Sam nie wiem czy problem wynika z kina, okularów czy może z filmu? W tamtym kinie byłem na trzech filmach 3D. "Przygody Tintina" też mnie rozczarowały (choć kolory były żywsze). Natomiast "Prometeusza" oglądało mi się całkiem dobrze. Dobrze mi się też oglądało "Facetów w czerni 3" w Heliosie. Ale najlepsze doświadczenia miałem w Multikinie oglądając "Opowieść Wigilijną" (lot nad dachami!) i w Cinema City oglądając "Toy Story 3". Jako, że każdy film oglądałem gdzie indziej dlatego trudno wyciągnąć obiektywne wnioski. Być może jednak kina różnią się rodzajem technologii 3D ?
Być może też wynika to jakości okularów których stan najczęściej pozostawia wiele do życzenia (zatłuszczenia, rysy itp). Wczoraj na Hobbicie wymieniłem swoje okulary (miały dwie skazy). Tyle, że to niewiele pomogło;)
Najpewniej jednak największy wpływ ma sam film. Jedyny plus takiego Hobbita był taki, że nie męczył mi oczu (i to mimo napisów). Jeżeli jednak kolejne części maja tak wyglądać to lepiej już obejrzeć w wersji 2D bo takie 3D jest do d... ;)
Sama już nie wiem co zawiniło. Na początku myślałam że to wina filmu, ale po przeczytaniu Waszych wpisów dochodzę do wniosku, że to jednak kino. Jestem tylko zła, bo wydałam 30 zł na seans który kompletnie zepsuł mi film, na który czekałam wiele lat. I szczerzę przyznam, że zazdroszczę osobom, które oglądały Hobbita bez takich rewelacji.
Mam zamiar wybrać się do kina jeszcze raz, tylko tym razem chyba nie będę ryzykować i wybiorę 2d. Nie jestem przeciwna technologii i gdyby ktoś wskazał mi kino i zapewnił, że obraz będzie w nim wyglądał tak jak powinien, to poszłabym bez zastanowienia.
Od czasu założenia tego tematu przeglądałam wiele wątków na Filmwebie i zauważyłam, że patrząc pod kątem 3d większość osób narzeka na kina Helios i IMAX, a raczej chwali Multinkino i Cinema City (spartaczony seans Hobbita odbyłam w tym ostatnim, więc niestety nie mogę się pod tym podpisać).

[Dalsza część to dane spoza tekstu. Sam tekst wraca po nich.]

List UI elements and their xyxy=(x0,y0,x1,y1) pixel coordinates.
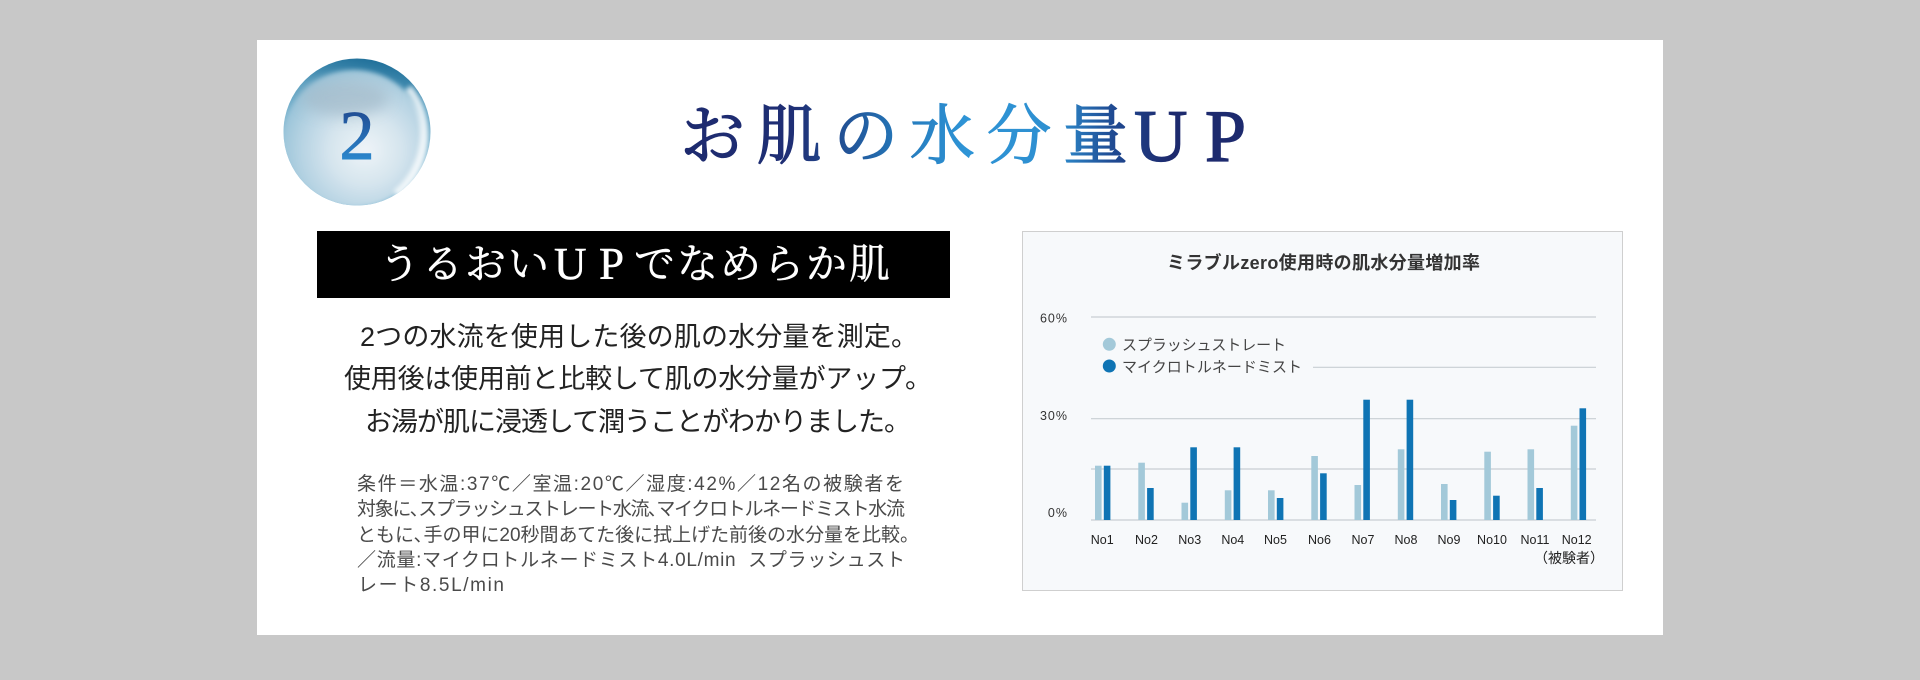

Ja byłem w mutlikinie na 3D i szczerze odradzam. Z ciekawości zassałem wersje DVDSCR z neta i ku mojemu zdumieniu lepiej mi się oglądało niż w kinie, a to już niedobrze. Przede wszystkim jeśli chodzi o moje doświadczenie podczas seansu - obraz ciemny, słabe nasycenie kolorów, słaba ostrość, prędkość wyświetlania klatek - prawie miejscami pokaz slajdów. Nie wiem z czego to wynikało, może po prostu miałem pecha i polazłem do sali kinowej ze spieprzonym projektorem 3D. Nie wiem. Z ciekawości sprawdzę w kinie wersje 2D, ale już chyba nie w multi tylko gdzie indziej.
Wierz mi, że widziałeś wersję z odwróconą polaryzacją. Ten film trzeba oglądać w HFR 3D 48 fps - wtedy bije nawet Avatara, nieznacznie ale jednak. Zepsułeś sobie pierwszy seans tak samo jak ja - zachęcam do ponownego pójścia do kina najlepiej innego i z wersją HFR 3D - a jeśli w domu Bilba głębia wyda ci się sztuczna to obróć okulary - doznasz szoku, a Śródziemie Cię dosłownie "wessie".
Naczytałem się opinii o 3D 48FPS, większość była negatywna i trochę się bałem, ale jednak chciałem sprawdzić to sam - zaryzykowałem. Byłem na Hobbicie 3D 48FPS w Helios Białystok Alfa. Wszystko było w porządku, nigdy nie widziałem lepszej jakości obrazu w jakimkolwiek filmie w kinie, a Avatara oglądałem. Dźwięk też rewelacyjny, dlatego przestrzegam wszystkich: to nie wina technologii, tylko kina.
Nie ryzykowałam i poszłam na kolejny seans w 2d. Muszę przyznać, że film był rewelacyjny!
To niesamowite, jak zła jakość obrazu może zniszczyć seans. Podczas mojego popsutego 3d, zamiast skupić się na fabule cały czas zastanawiałam się "czy to powinno tak wyglądać"? A teraz tak wsiąknęłam, że te trzy godziny minęły nawet nie wiem kiedy.